Painting with movement
A Week in Crimson Flow
The project started with my friend J texting me at midnight on a Sunday.
"Which flooring should I choose?"
"Are you replacing your floor?"
"Yea."
"Can I have it for a few days before you remove the current ones?"
"Sure."
"From here on, I've got a chance of scale to apply body and its movement to image-making. And I've decided to use this opportunity to use the female body to explore its bleeding experience."
Photo by Hedi Nong
This week-long project delves into the intimate connection between the female body, its cycles, and the act of creation. On a 25m² floor, two female dancers bring the work to life through fluid, dynamic movements, and paint brushes as extensions of their bodies. Their gestures translate the rhythm and flow of the bleeding experience into vivid, expressive marks, celebrating the strength, vulnerability, and cyclical nature of the female experience.

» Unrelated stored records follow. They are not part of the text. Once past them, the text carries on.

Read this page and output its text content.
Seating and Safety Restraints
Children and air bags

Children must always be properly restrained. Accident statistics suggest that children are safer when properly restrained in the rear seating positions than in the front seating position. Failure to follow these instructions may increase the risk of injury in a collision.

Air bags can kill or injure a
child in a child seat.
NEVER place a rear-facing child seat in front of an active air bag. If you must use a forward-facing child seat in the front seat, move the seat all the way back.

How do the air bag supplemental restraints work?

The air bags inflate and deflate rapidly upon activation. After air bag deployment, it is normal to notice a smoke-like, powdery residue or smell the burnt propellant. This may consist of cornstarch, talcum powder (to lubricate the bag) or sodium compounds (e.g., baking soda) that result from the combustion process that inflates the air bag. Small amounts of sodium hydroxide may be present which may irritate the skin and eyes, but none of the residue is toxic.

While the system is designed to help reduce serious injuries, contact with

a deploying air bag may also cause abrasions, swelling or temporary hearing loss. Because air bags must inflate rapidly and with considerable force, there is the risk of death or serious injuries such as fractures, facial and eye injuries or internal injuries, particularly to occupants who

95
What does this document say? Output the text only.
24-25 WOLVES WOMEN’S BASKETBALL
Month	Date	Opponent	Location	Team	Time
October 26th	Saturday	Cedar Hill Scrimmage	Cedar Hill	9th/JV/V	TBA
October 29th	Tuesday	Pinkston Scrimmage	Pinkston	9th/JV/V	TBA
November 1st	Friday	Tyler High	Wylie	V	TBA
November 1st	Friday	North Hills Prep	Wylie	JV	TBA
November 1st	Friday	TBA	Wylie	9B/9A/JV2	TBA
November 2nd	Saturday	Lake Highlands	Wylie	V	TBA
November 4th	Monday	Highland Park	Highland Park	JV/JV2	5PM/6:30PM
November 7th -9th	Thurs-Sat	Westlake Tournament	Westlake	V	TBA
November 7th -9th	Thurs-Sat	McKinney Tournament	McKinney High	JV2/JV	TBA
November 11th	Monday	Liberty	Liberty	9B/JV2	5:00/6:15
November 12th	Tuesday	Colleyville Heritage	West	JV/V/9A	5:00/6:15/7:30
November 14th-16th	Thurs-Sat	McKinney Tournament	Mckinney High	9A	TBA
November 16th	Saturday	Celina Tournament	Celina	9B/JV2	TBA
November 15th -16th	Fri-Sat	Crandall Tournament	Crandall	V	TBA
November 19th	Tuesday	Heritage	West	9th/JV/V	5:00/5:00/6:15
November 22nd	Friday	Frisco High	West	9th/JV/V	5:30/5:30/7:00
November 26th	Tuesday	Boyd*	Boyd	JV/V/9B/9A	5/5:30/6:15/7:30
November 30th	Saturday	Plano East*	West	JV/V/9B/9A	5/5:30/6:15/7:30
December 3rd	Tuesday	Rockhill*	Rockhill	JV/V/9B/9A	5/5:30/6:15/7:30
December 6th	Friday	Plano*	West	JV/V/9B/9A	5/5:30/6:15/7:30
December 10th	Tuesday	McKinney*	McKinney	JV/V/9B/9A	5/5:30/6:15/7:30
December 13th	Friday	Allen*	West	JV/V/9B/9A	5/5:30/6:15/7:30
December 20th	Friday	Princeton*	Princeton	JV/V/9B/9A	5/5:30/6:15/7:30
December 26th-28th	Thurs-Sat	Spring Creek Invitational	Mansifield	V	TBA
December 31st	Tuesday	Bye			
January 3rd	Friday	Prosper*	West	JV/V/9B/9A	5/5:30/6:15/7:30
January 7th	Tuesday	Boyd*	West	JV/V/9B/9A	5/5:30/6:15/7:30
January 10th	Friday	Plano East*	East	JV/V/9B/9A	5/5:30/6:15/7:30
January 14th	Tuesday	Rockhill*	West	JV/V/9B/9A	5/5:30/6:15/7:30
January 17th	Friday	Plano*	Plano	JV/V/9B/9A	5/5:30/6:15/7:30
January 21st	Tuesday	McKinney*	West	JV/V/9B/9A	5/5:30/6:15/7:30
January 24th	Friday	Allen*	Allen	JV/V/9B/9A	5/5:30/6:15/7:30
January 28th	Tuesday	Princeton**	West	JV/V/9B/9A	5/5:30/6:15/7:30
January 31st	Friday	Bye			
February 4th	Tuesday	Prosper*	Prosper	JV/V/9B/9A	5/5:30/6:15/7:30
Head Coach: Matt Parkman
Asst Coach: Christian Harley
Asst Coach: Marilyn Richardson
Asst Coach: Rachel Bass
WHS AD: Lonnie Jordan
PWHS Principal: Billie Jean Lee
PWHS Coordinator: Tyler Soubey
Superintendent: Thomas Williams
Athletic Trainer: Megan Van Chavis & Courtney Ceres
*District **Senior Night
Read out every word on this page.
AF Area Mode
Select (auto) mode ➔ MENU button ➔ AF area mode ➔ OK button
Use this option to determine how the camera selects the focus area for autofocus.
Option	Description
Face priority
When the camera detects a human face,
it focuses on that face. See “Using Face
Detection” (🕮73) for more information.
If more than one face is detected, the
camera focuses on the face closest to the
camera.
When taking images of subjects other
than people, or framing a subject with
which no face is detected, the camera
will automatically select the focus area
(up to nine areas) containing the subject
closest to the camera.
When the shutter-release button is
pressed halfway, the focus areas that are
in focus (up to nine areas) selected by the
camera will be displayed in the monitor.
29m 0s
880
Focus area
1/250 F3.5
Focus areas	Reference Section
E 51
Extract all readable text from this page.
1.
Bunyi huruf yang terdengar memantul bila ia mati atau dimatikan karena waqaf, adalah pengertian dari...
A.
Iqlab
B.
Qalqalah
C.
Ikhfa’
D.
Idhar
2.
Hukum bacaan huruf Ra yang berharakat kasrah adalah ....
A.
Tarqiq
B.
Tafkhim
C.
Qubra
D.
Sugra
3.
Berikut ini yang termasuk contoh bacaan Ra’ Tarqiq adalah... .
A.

As the floor is set to be taken down in a week, the project draws a parallel comparison between the floor's cycles of objects and the female body's regular periodic renewal. This transitional week between the old and the new becomes a metaphor for the body’s own cycles of renewal and transformation. The old floor filled with marks becomes a physical and symbolic space, capturing the fleeting yet enduring essence of life’s rhythms.
Through movement, space, and material, this work reclaims an often-overlooked narrative, transforming an intimate, bodily process into a monumental expression of beauty, power, and cyclical continuity.
The project ended on the second Sunday, exactly a week from the starting day.